Auch wenn das Thema Gesundheit nur in einem Akteursgremium explizit genannt wurde, ist es dennoch in allen Stärken-Schwächen-Analysen als Querschnittsthema enthalten. So definierten die Akteure in der dicht bebauten Südstadt „Spielräume schaffen“ als ein zentrales Handlungsfeld. Als eine erste Sofortmaßnahme wurde die Öffnung eines Schulhofes für die Kinder des Quartiers genannt. Nach Rücksprachen mit allen Beteiligten wurde eine mehrmonatige Probephase mit regelmäßigen Kontrollgängen vereinbart. Trotz zunächst erheblicher Bedenken bezüglich Vandalismus auf dem Schulhofgelände ist die Testphase positiv verlaufen und der Schulhof bietet nun dauerhaft auch nachmittags attraktive Spiel- und Bewegungsmöglichkeit für die Kinder der Südstadt und zeitgleich einen neuen Begegnungsort für die Nachbarschaft.
Aktivierende Bewohnerbefragung
Eine weitere zentrale Säule im Projekt - neben der Akteursvernetzung - ist die Bewohnerorientierung. Im Zentrum der Betrachtung der Quartiere stehen die Bewohnerinnen und Bewohner. Um die Bedürfnisse und Wünsche der Bewohnerschaft zu erfassen wurden in allen Gebieten aktivierende Bewohnerbefragungen durchgeführt und die Ergebnisse bei verschiedenen Stadtteilveranstaltungen präsentiert. Erst durch die Zusammenstellung der Befragungsergebnisse konnten gemeinsame Bedarfe in den Gebieten ermittelt, Interessengruppen identifiziert und gezielte Angebote für Menschen mit ähnlichen Bedürfnissen geschaffen werden. Konkrete Ergebnisse der Bewohnerbefragungen im Bereich Gesundheitsförderung sind Fahrradtrainings für Frauen mit und ohne Migrationshintergrund, die gemeinsam mit der Polizei und dem städtischen Integrationsmanagement angeboten werden, oder auch Informationsveranstaltungen zum Thema „Schwimmen und Schwimmkleidung“ für muslimische Frauen.

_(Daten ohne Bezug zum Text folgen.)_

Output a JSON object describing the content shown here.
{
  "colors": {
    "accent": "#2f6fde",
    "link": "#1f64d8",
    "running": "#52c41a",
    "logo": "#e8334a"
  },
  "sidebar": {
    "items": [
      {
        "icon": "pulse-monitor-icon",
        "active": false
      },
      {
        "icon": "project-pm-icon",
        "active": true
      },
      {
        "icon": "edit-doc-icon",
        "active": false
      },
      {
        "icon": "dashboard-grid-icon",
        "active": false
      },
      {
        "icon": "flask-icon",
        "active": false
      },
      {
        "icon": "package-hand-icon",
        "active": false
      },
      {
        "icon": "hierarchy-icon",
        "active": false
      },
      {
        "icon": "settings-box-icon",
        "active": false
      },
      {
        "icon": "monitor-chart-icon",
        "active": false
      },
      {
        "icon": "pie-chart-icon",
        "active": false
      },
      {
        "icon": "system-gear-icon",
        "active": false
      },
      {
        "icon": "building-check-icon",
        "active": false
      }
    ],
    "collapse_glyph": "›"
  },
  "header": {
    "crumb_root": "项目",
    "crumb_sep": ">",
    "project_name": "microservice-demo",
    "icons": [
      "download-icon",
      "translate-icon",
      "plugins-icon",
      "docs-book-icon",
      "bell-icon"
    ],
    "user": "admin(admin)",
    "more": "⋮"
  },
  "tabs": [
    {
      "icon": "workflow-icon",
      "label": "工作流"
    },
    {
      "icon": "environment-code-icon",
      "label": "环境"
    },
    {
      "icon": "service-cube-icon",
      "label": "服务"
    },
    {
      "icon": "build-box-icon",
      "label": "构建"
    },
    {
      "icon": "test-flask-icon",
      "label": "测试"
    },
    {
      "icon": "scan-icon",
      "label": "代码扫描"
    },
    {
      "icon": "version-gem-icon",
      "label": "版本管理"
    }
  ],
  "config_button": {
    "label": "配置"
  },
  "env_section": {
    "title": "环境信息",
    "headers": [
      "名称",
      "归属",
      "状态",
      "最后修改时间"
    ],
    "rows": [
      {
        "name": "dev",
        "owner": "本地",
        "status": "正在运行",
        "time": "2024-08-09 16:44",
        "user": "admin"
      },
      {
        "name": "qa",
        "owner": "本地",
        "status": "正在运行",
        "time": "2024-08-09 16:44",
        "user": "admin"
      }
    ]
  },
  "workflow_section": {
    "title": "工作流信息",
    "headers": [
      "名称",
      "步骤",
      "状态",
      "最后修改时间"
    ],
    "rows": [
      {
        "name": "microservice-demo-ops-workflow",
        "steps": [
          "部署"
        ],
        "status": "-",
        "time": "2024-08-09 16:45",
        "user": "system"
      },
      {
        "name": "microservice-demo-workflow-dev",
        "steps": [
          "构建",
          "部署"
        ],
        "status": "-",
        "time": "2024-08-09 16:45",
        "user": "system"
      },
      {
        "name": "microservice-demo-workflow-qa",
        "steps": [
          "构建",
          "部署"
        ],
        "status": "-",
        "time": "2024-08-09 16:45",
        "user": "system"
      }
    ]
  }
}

Die Bewohnerorientierung in der sozialraumorientierten Planung zeigt sich vor allem auch in der Beteiligung der Bewohnerinnen und Bewohner an den Bauvorhaben in ihrem Gebiet. So wurde z.B. der neue Spielplatz im Wohngebiet Kuckuck im Rahmen einer „Kinderkonferenzwoche“ geplant und wird nun entsprechend der Wünsche der Kinder gestaltet. Bereits der Weg zum Spielplatz wird mit Balancierelementen bestückt sein und den Gleichgewichtssinn fördern. Die Umsetzung der gemeinsamen Planung in Lebenswirklichkeit im Quartier trägt maßgeblich zur Identifikation der Kinder mit „ihrem Spielplatz“ bei.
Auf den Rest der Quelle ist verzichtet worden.